Meredith predicts lower ticket sales and TV ratings when the NHL comes back, and said the league will have to open its wallet to stoke interest with aggressive marketing.
"You do eventually recover – sometimes," Meredith said. "And sometimes you don't."
There is a sense, then, fans worn ragged by lockout fatigue really mean it this time when they say they're done.
Three recent surveys – two by polling firms, a third by a fans' group – yielded broadly similar conclusions: growing apathy among serious fans, even the few who think a settlement is possible don't much care.
Which may all be true, but there isn't a lot of hard evidence linking the way hockey fans feel at the height of an emotional labour dispute to crumbling future revenues.
It has happened elsewhere, people are often quick to raise the 1994 baseball strike – led by NHLPA head Don Fehr.
It took years for baseball to bounce back, didn't it? It did, but baseball isn't hockey.

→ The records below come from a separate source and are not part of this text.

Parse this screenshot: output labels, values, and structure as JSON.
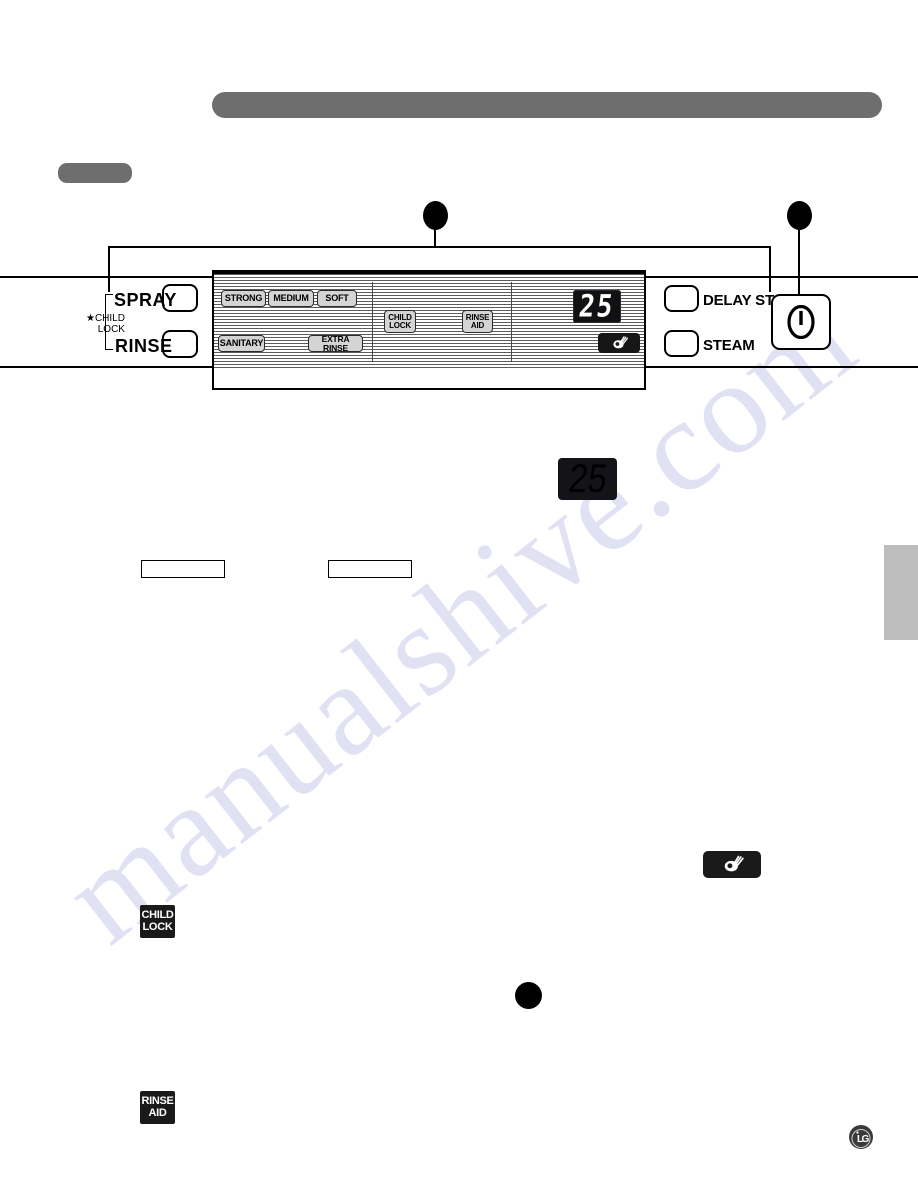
{
  "page": {
    "watermark": "manualshive.com",
    "brand_logo": "lg-logo"
  },
  "control_panel": {
    "left_controls": [
      {
        "label": "SPRAY",
        "button": "spray-button"
      },
      {
        "label": "RINSE",
        "button": "rinse-button"
      }
    ],
    "child_lock_note": {
      "line1": "★CHILD",
      "line2": "LOCK"
    },
    "right_controls": [
      {
        "label": "DELAY START",
        "button": "delay-start-button"
      },
      {
        "label": "STEAM",
        "button": "steam-button"
      }
    ],
    "power_button": {
      "name": "power-button",
      "icon": "power-icon"
    },
    "indicator_chips": [
      {
        "name": "strong-indicator",
        "label": "STRONG"
      },
      {
        "name": "medium-indicator",
        "label": "MEDIUM"
      },
      {
        "name": "soft-indicator",
        "label": "SOFT"
      },
      {
        "name": "sanitary-indicator",
        "label": "SANITARY"
      },
      {
        "name": "extra-rinse-indicator",
        "label": "EXTRA RINSE"
      }
    ],
    "status_chips": [
      {
        "name": "child-lock-indicator",
        "line1": "CHILD",
        "line2": "LOCK"
      },
      {
        "name": "rinse-aid-indicator",
        "line1": "RINSE",
        "line2": "AID"
      }
    ],
    "display": {
      "name": "time-display",
      "value": "25"
    },
    "dish_icon": {
      "name": "clean-dish-icon"
    }
  },
  "figures": {
    "display_figure": {
      "name": "time-display-figure",
      "value": "25"
    },
    "dish_icon_figure": {
      "name": "clean-dish-icon-figure"
    },
    "child_lock_badge": {
      "name": "child-lock-badge",
      "line1": "CHILD",
      "line2": "LOCK"
    },
    "rinse_aid_badge": {
      "name": "rinse-aid-badge",
      "line1": "RINSE",
      "line2": "AID"
    },
    "blank_box_left": {
      "name": "blank-callout-box-left"
    },
    "blank_box_right": {
      "name": "blank-callout-box-right"
    }
  },
  "callouts": [
    {
      "name": "callout-marker-panel"
    },
    {
      "name": "callout-marker-power"
    },
    {
      "name": "callout-marker-body"
    }
  ],
  "colors": {
    "bar_gray": "#6e6e6e",
    "side_tab_gray": "#bdbdbd",
    "chip_gray": "#d4d4d4",
    "display_black": "#111114",
    "watermark_blue": "#c9c9ec"
  }
}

What little data there is shows the attachment to Canada's favourite winter pastime is resilient.
A forthcoming Environics study, which quizzed Canadians about their feelings toward national symbols, found the perception of hockey is holding steady.
It's just one data point, and hockey is the only sport among the options, but in 1997, when the question was first asked, 30 per cent of respondents agreed the game was an important symbol of Canadian-ness. The figure is now 44 per cent, basically unchanged from 2010.
Another Environics report this past spring found the number of self-identified hardcore hockey fans – something the NHL and its corporate partners play close attention to – has held steady for some time.
Attendance in the key large NHL markets was at or near capacity last year, so owners can be forgiven for thinking the future will be okay as long as those who care about hockey outnumber those who actually go to games.
That's a given in Canada.
Not so much in places such as Dallas, St. Louis and Colorado, which are trying to rebuild their fan base – markets such as Columbus, Florida and Nashville will emerge weakened, but they were soft to begin with.
The experts fear something precious and ephemeral – trust, faith – is being lost in this rancorous dispute. The belligerents clearly feel otherwise.
The field of cognitive psychology, which has a lot to say about why people aren't very good at predicting their own future behaviour, suggests they may be right.